Bir yıl önce, 7 Haziran seçimlerinde ortaya çıkan ama silinen “Yeni Türkiye”tablosu şimdi 7 Ağustos’ta ortaya çıkan “Yenikapı” manzarasının bir nevi habercisiymiş!
Elbette aynı değil ama şimdi “darbe girişimi”ne karşı Yenikapı’da kurulan“koalisyon” o gün fiilen, hükümette (ve devlette) kurulabilirdi.

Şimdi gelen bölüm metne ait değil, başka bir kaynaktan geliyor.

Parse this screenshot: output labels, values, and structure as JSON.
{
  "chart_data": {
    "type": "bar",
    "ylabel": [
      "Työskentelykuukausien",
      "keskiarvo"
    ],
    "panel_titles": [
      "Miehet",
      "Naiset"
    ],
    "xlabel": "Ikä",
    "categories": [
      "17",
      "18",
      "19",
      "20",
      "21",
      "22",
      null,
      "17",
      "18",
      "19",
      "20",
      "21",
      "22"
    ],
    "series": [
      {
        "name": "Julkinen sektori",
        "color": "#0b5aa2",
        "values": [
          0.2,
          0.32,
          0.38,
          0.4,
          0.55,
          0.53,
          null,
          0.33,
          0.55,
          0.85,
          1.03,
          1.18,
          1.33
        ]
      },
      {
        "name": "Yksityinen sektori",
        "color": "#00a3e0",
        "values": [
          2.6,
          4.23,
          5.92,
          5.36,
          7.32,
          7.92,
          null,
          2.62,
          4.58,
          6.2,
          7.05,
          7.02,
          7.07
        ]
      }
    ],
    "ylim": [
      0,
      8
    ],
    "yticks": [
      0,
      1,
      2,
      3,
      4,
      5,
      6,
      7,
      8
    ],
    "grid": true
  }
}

Arada taban-tavan gibi farkların dışında elbette şöyle ciddi bir fark da olacaktı:
Çözüm Süreci muhtemelen bitmeyebilirdi.
Yani yüzlerce asker ve polis “şehit düşmemiş”, yüzlerce sivil ölmemiş, yüzlerce“etkisiz hale getirilen” daha çıkmamış, kentler, ilçeler yerle bir olmamıştı belki.
O koalisyon belki Suruç’u önleyememiş olurdu ama başta Gar, Ankara katliamları, İstanbul katliamları belki önlenebilirdi.
Daha önemlisi, belki de o koalisyon, bir yandan yolsuzlukları dikkate alırken, bir yandan da “Fetöcü örgütlenme” denenin üstüne bir yıl daha geçmeden hakikaten gitmiş olurdu.
Tabii ki bir çoğu varsayım ama Türkiye ciddi bir mutabakat yaşamış, en azından“Çözüm-Barış Umudu”nu Suruç’ta ve hemen ardından (Şimdi “Fetöcü şüphesi”denen) Ceylanpınar’da iki polisin katledilmesiyle gömmemiş olurdu.
Bugün “bombalanan” Meclis’in 2. ve 4. Partilerini, liderlerini, tabanını (ısrarla) Yenikapı’ya davet ederek yeni bir kapı açan Cumhurbaşkanı, o kapıyı bir yıl önce çoktan açmış olurdu.
Yine Yenikapı bir kapıdır; CHP ve dışı çevrelerde çok eleştirilmesine rağmen,Kılıçdaroğlu’nun yaptığı da bir kapıyı açık tutmaktır.
***
7 Haziran’da MHP’nin katı tutumu dışında, o kapı HDP’ye de tamamen kapalı değildi.